The Incidence of congenital anomalies in infants born to diabetic women is more common in comparison to children of normal population. There are multiple lines of evidence that suggest the disturbances in intellectual and behavioral functioning observed in the children of diabetic women are accompanied by modification of hippocampus structure and function. The etiology and pathogenesis of these impairments induced by diabetes during pregnancy have spurred considerable efforts for clinically and basically researches. The final goal at these investigations was to find the teratogenic factors, which may enable preventive or protective measures to be taken in pregnancies with diabetes. Nevertheless, the exact mechanism by which diabetes during pregnancy affects the CNS development remains to be defined.
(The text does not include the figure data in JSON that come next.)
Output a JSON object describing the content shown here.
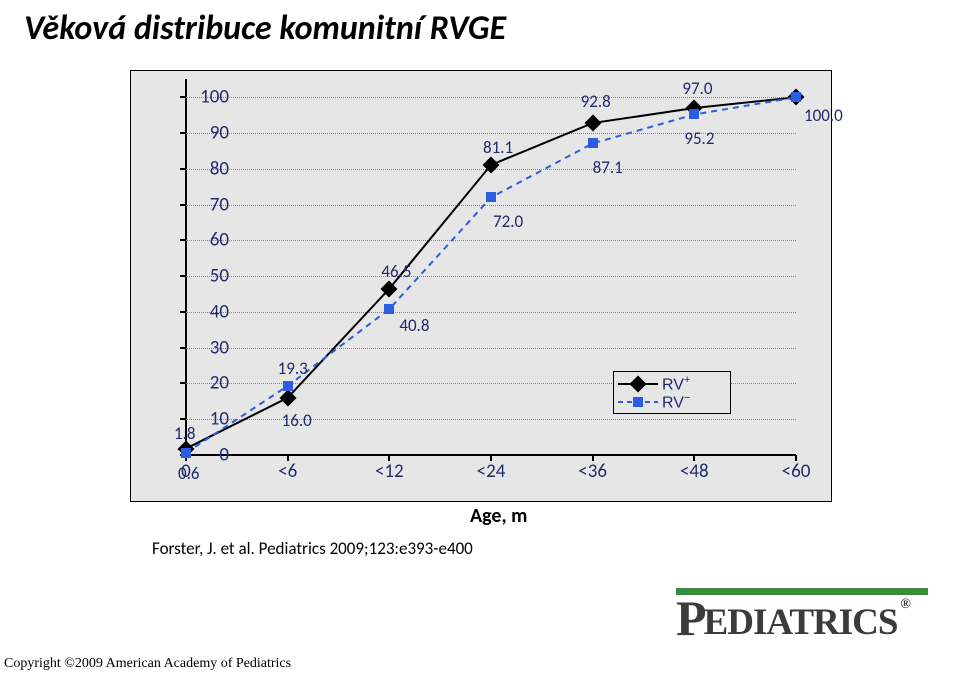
{
  "page": {
    "title": "Věková distribuce komunitní RVGE",
    "age_label": "Age, m",
    "citation": "Forster, J. et al. Pediatrics 2009;123:e393-e400",
    "copyright": "Copyright ©2009 American Academy of Pediatrics",
    "logo_text": "PEDIATRICS",
    "logo_reg": "®"
  },
  "chart": {
    "type": "line",
    "background_color": "#e6e6e6",
    "grid_color": "#888888",
    "axis_color": "#000000",
    "label_color": "#232a6c",
    "label_fontsize": 19,
    "categories": [
      "0",
      "<6",
      "<12",
      "<24",
      "<36",
      "<48",
      "<60"
    ],
    "x_index": [
      0,
      1,
      2,
      3,
      4,
      5,
      6
    ],
    "y_ticks": [
      0,
      10,
      20,
      30,
      40,
      50,
      60,
      70,
      80,
      90,
      100
    ],
    "ylim": [
      0,
      104
    ],
    "series": [
      {
        "name": "RV+",
        "color": "#000000",
        "marker": "diamond",
        "dash": "solid",
        "line_width": 2,
        "values": [
          1.8,
          16.0,
          46.5,
          81.1,
          92.8,
          97.0,
          100.0
        ],
        "labels": [
          "1.8",
          "16.0",
          "46.5",
          "81.1",
          "92.8",
          "97.0",
          "100.0"
        ],
        "label_pos": [
          "above",
          "below",
          "above",
          "above",
          "above",
          "above",
          "right"
        ]
      },
      {
        "name": "RV−",
        "color": "#2b5de0",
        "marker": "square",
        "dash": "dash",
        "line_width": 2,
        "values": [
          0.6,
          19.3,
          40.8,
          72.0,
          87.1,
          95.2,
          100.0
        ],
        "labels": [
          "0.6",
          "19.3",
          "40.8",
          "72.0",
          "87.1",
          "95.2",
          ""
        ],
        "label_pos": [
          "below",
          "above",
          "below",
          "below",
          "below",
          "below",
          ""
        ]
      }
    ],
    "legend": {
      "items": [
        {
          "label": "RV",
          "sup": "+",
          "series": 0
        },
        {
          "label": "RV",
          "sup": "−",
          "series": 1
        }
      ]
    }
  }
}
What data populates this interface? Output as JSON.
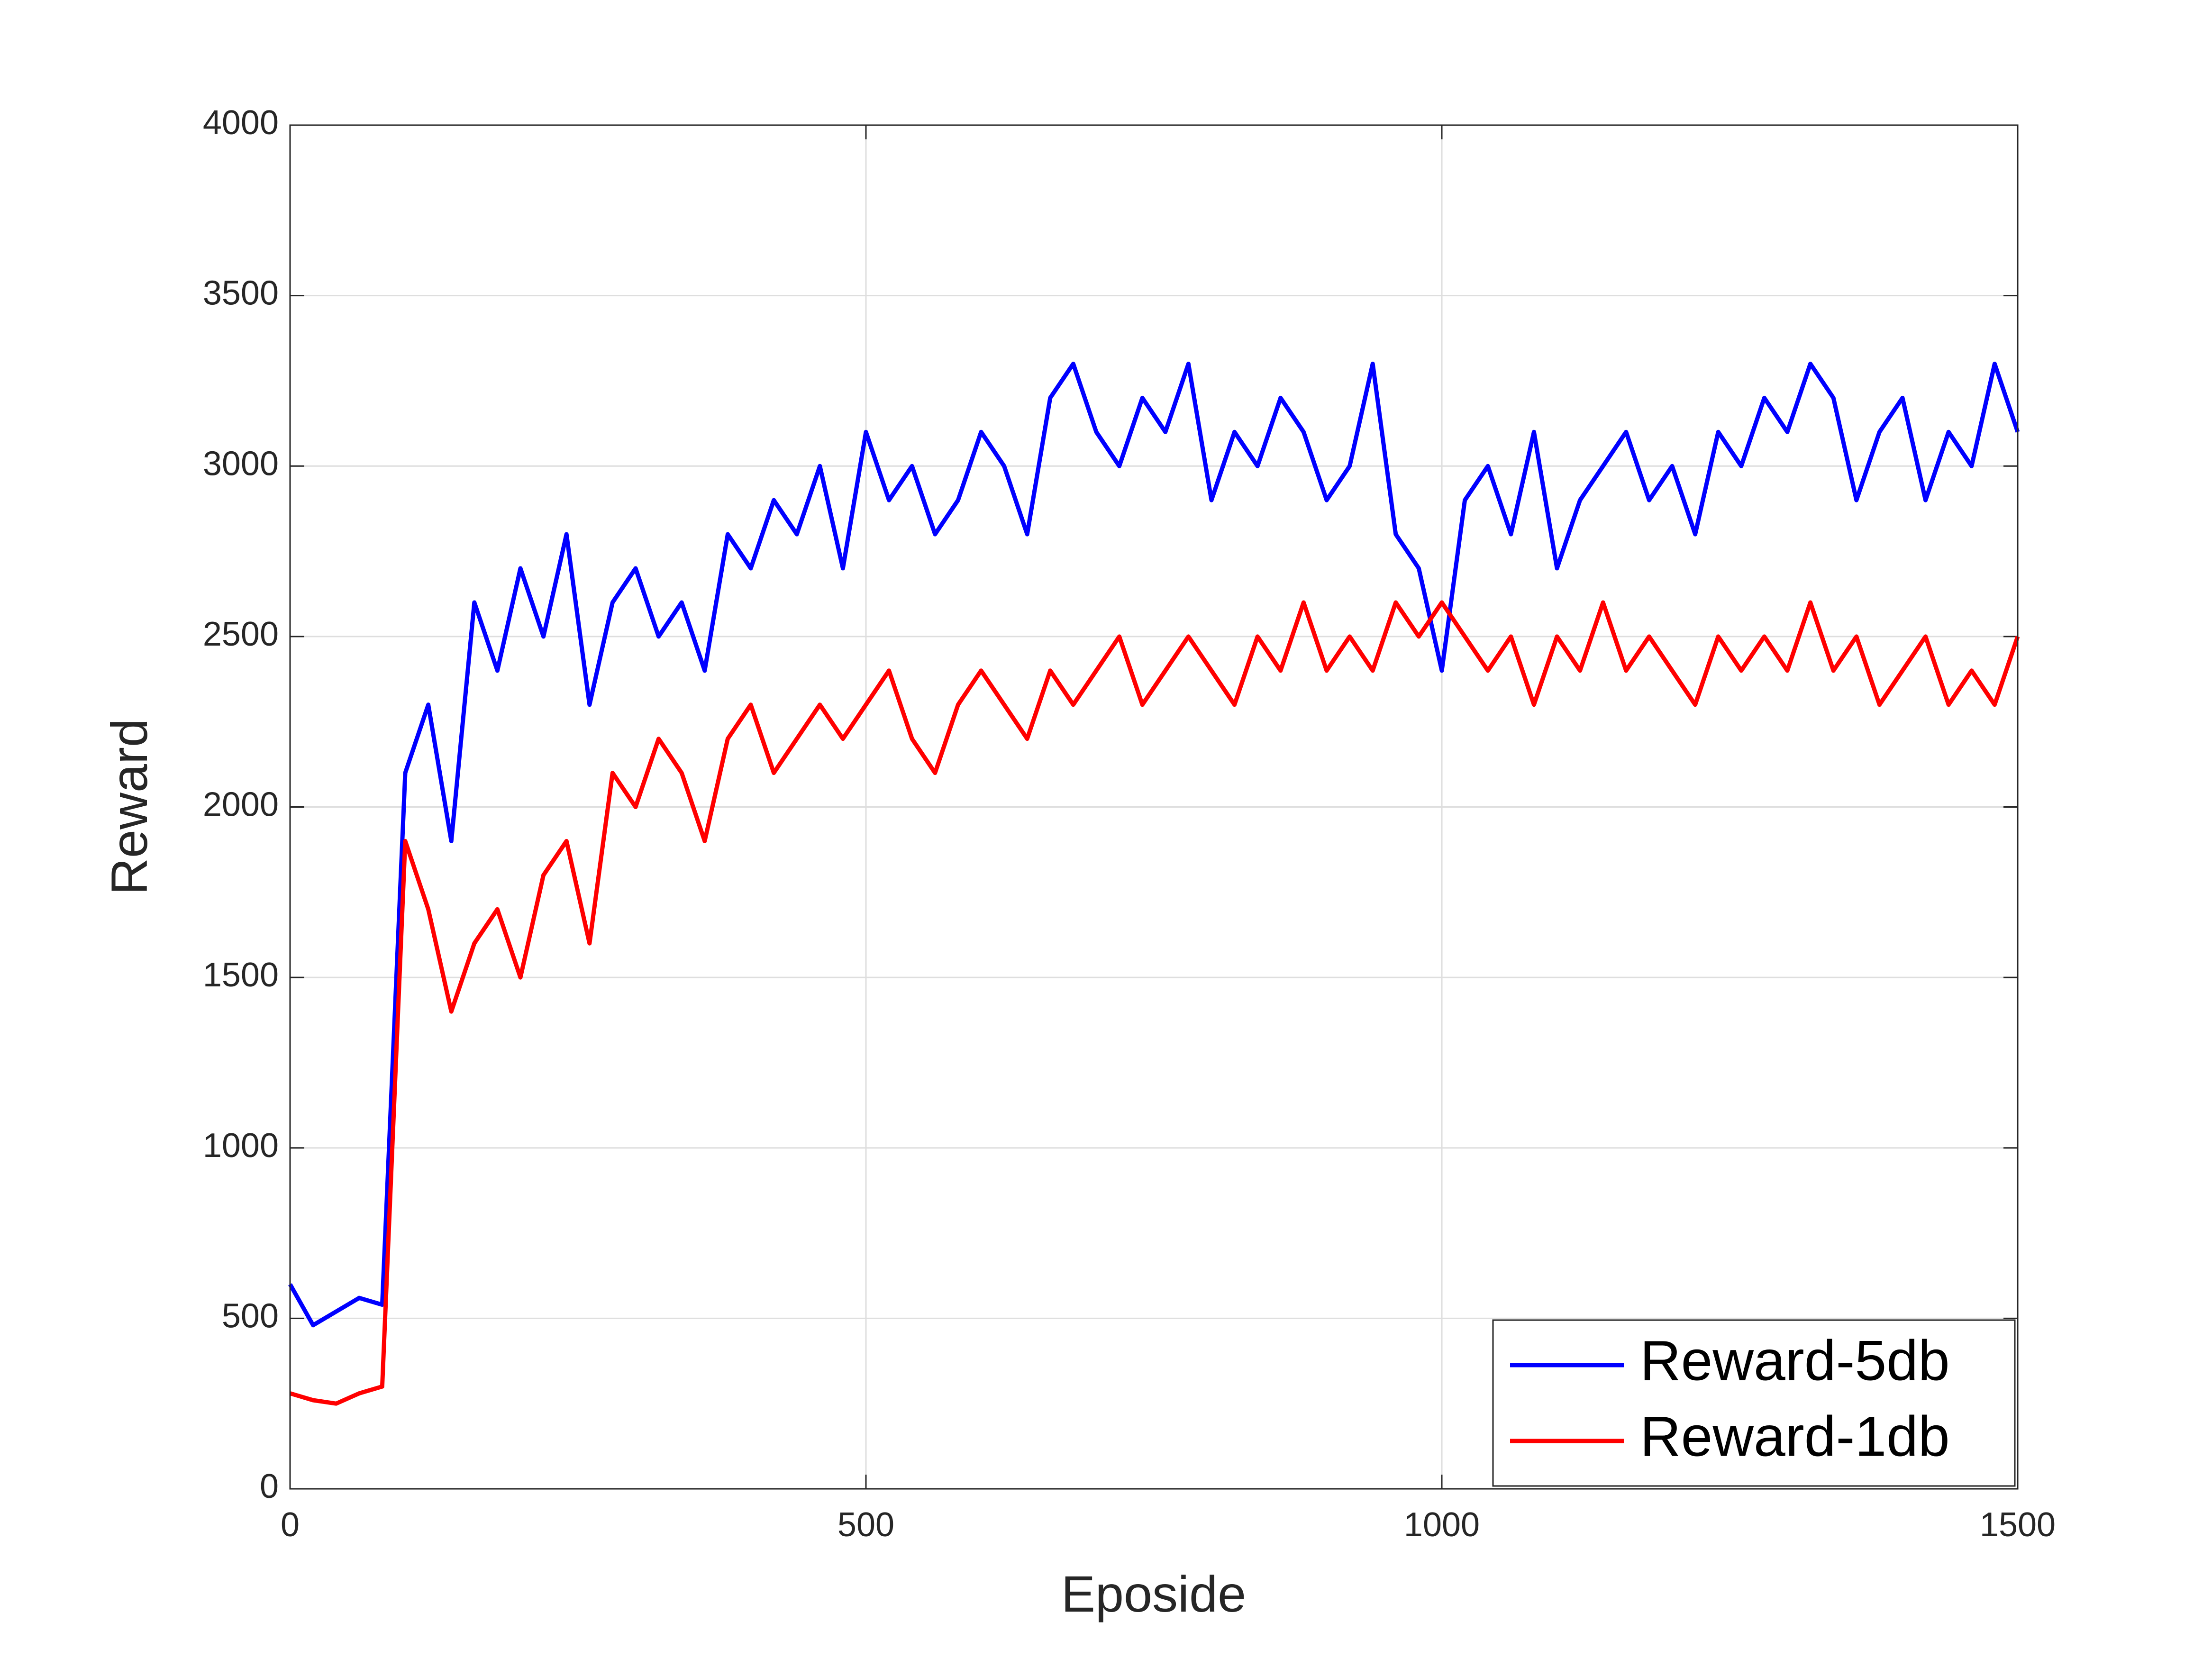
{
  "chart_data": {
    "type": "line",
    "xlabel": "Eposide",
    "ylabel": "Reward",
    "x": [
      0,
      20,
      40,
      60,
      80,
      100,
      120,
      140,
      160,
      180,
      200,
      220,
      240,
      260,
      280,
      300,
      320,
      340,
      360,
      380,
      400,
      420,
      440,
      460,
      480,
      500,
      520,
      540,
      560,
      580,
      600,
      620,
      640,
      660,
      680,
      700,
      720,
      740,
      760,
      780,
      800,
      820,
      840,
      860,
      880,
      900,
      920,
      940,
      960,
      980,
      1000,
      1020,
      1040,
      1060,
      1080,
      1100,
      1120,
      1140,
      1160,
      1180,
      1200,
      1220,
      1240,
      1260,
      1280,
      1300,
      1320,
      1340,
      1360,
      1380,
      1400,
      1420,
      1440,
      1460,
      1480,
      1500
    ],
    "series": [
      {
        "name": "Reward-5db",
        "color": "#0000ff",
        "values": [
          600,
          480,
          520,
          560,
          540,
          2100,
          2300,
          1900,
          2600,
          2400,
          2700,
          2500,
          2800,
          2300,
          2600,
          2700,
          2500,
          2600,
          2400,
          2800,
          2700,
          2900,
          2800,
          3000,
          2700,
          3100,
          2900,
          3000,
          2800,
          2900,
          3100,
          3000,
          2800,
          3200,
          3300,
          3100,
          3000,
          3200,
          3100,
          3300,
          2900,
          3100,
          3000,
          3200,
          3100,
          2900,
          3000,
          3300,
          2800,
          2700,
          2400,
          2900,
          3000,
          2800,
          3100,
          2700,
          2900,
          3000,
          3100,
          2900,
          3000,
          2800,
          3100,
          3000,
          3200,
          3100,
          3300,
          3200,
          2900,
          3100,
          3200,
          2900,
          3100,
          3000,
          3300,
          3100
        ]
      },
      {
        "name": "Reward-1db",
        "color": "#ff0000",
        "values": [
          280,
          260,
          250,
          280,
          300,
          1900,
          1700,
          1400,
          1600,
          1700,
          1500,
          1800,
          1900,
          1600,
          2100,
          2000,
          2200,
          2100,
          1900,
          2200,
          2300,
          2100,
          2200,
          2300,
          2200,
          2300,
          2400,
          2200,
          2100,
          2300,
          2400,
          2300,
          2200,
          2400,
          2300,
          2400,
          2500,
          2300,
          2400,
          2500,
          2400,
          2300,
          2500,
          2400,
          2600,
          2400,
          2500,
          2400,
          2600,
          2500,
          2600,
          2500,
          2400,
          2500,
          2300,
          2500,
          2400,
          2600,
          2400,
          2500,
          2400,
          2300,
          2500,
          2400,
          2500,
          2400,
          2600,
          2400,
          2500,
          2300,
          2400,
          2500,
          2300,
          2400,
          2300,
          2500
        ]
      }
    ],
    "xlim": [
      0,
      1500
    ],
    "xticks": [
      0,
      500,
      1000,
      1500
    ],
    "ylim": [
      0,
      4000
    ],
    "yticks": [
      0,
      500,
      1000,
      1500,
      2000,
      2500,
      3000,
      3500,
      4000
    ],
    "grid": true,
    "legend": "lower right"
  }
}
Until now, several biological changes are defined to occur in diabetic mothers and to affect development of CNS (i.e., disturbance in glucose and insulin homeostasis, oxidative stress, hypoxia, and iron deficiency). Moreover, the new researches on genetic predisposition involves in teratogenicity of diabetes in pregnancy starts to define new genes and their products involved in the etiology of CNS malfunctions and malformations observed in offspring born to diabetic mothers. Hyperglycaemia and hyperinsulinemia in the mothers and their fetuses are thought to be major factors in teratogenicity of maternal diabetes on the CNS development. There are sufficient evidences for this hypothesis as concise control of glycemia in mothers reduces the incidence of anomalies exhibited with the offspring born to diabetic mothers. Recent evidence clearly indicated that maternal diabetes markedly influences the regulation of both IR and IGF1R - as two important regulators of development and function of CNS - in the developing rat hippocampus. Dissecting out the mechanisms responsible for maternal diabetes-related changes in the development of hippocampus is helping to prevent from impaired cognitive and memory functions in offspring.